忙しい方のための要約
FotMob 7.7
伊藤洋輝はこの役割を担いながらブンデスリーガ全体で「CBのビルドアップ参加」という新しい評価軸に適応した。この「守備完遂+攻撃参加」の二重貢献が7.7という数値に結実している。バイエルンでの経験がなければ、ビルドアップへの参加が少なくなり、FotMobの評価軸での加算が減っていた可能性が高い。
チュニジア戦で90分フル出場し、FotMob7.7を記録した伊藤洋輝。0ゴール・0アシスト・完封という試合内容で7.7を出した背景には、バイエルン・ミュンヘンでの3バック経験が代表の採点環境に「転用」されたという構造がある。ここでは「戦術移植の採点優位」という視点から7.7を読み解く。
バイエルン3バックとは何か
2024-25シーズンのバイエルンは、コンパニ監督の下で4バックを基本システムとしながら、ビルドアップ時に3バック的なポジショニングを採用する場面があった。この「可変式3バック」では、CBが従来の4バックより広い範囲をカバーし、ビルドアップの起点として積極的にボールを運ぶことが求められた。伊藤洋輝はこの役割を担いながらブンデスリーガ全体で「CBのビルドアップ参加」という新しい評価軸に適応した。
日本代表の3バック(3-4-2-1)における中央CBの役割は、バイエルンの可変型システムとの共通点が多い。守備時には相手FWのコースを消しながら、攻撃時には後ろから押し上げてビルドアップの起点になる。この「二役型CB」の動きは、バイエルンで1シーズン経験した伊藤にとって慣れ親しんだ動作パターンだ。
採点に反映される「転用効果」
FotMobのCB採点は、クリーン数、デュエル勝率、ビルドアップへの参加率(パス試行数・成功率)、ポジショニングの適切さなど複数の指標から算出される。バイエルンで「ビルドアップ参加型CB」として1シーズンを過ごした伊藤は、これらの指標を安定的に高めるプレースタイルを身につけている。
チュニジア戦では、チュニジアのシュートを0本(あるいは極少)に抑えた完封に貢献しながら、後ろからのビルドアップで日本の攻撃に関与した。この「守備完遂+攻撃参加」の二重貢献が7.7という数値に結実している。バイエルンでの経験がなければ、ビルドアップへの参加が少なくなり、FotMobの評価軸での加算が減っていた可能性が高い。
CB採点7.7の国際的ポジション
W杯グループリーグにおいて、CBが1試合で7.7以上の採点を記録するケースは相対的に稀だ。守備的ポジションは攻撃的ポジションと比べてFotMob採点の加算機会が構造的に少ない。ゴールを止める貢献は「加点」ではなく「減点を避ける」形で評価される傾向があるためだ。
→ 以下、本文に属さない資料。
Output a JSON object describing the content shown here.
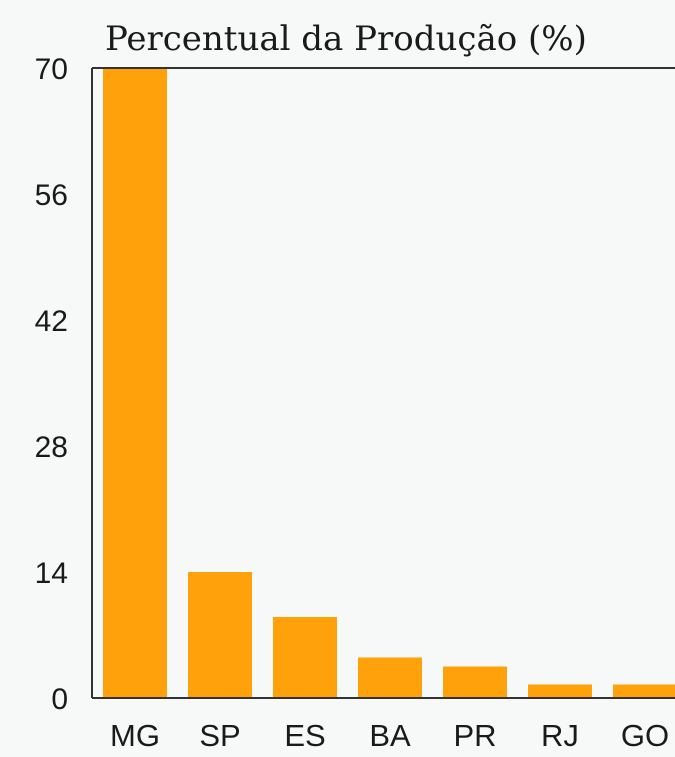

過去平均6.4(全媒体平均)という文脈で見ると、7.7は1.3ポイントの上振れだ。この上振れは、チュニジア戦の「相手攻撃を無力化した完封」という文脈に加え、ビルドアップ起点としての貢献が複合的に作用した結果だ。バイエルン移籍初年度(2024-25)での経験が、代表での採点を構造的に引き上げているという仮説を支持するデータだ。
スウェーデン戦との比較軸
スウェーデン戦はチュニジア戦とは性格が全く異なる。アレクサンダー・イサクやヴィクトル・ユーコリスといった世界水準のFWを擁するスウェーデンは、日本のDFラインに対して継続的なプレッシャーをかけてくる。守備局面での貢献が多くなる分、FotMobの採点機会(セーブに近いブロック、デュエル勝率、クリア数)は増える可能性がある。
一方で、失点した場合のGK・CB一体型評価への影響は大きい。スウェーデン戦で無失点を維持できれば、7.0超の採点を維持できる可能性が高い。失点した場合でも、デュエル勝率と守備的スタッツが高ければ6.5〜7.0範囲に留まるだろう。バイエルン仕込みのビルドアップ参加が攻撃局面でプラスαの加算をもたらすかどうか——これが7.5超への鍵だ。
蹴太のひとこと
自分としては、チュニジア戦でシュートをほぼゼロに抑えた中で伊藤洋輝のFotMob7.7が出た点に、バイエルン経験の蓄積を見た。特に後半のビルドアップ局面——日本が4-0でリードした状況でも相手のプレスをかわしながら前線に楔を打ち込んでいた——あの動きはバイエルンで培ったビルドアップへの参加意識がなければ出てこない。過去平均6.4との差(1.3ポイント上振れ)は「W杯効果」だけでなく、1シーズンのバイエルン経験が採点構造を底上げした結果だと解釈している。スウェーデン戦でイサクとの1対1を制するシーンが来れば、デュエル勝率が跳ね上がり、さらなる上振れも期待できる。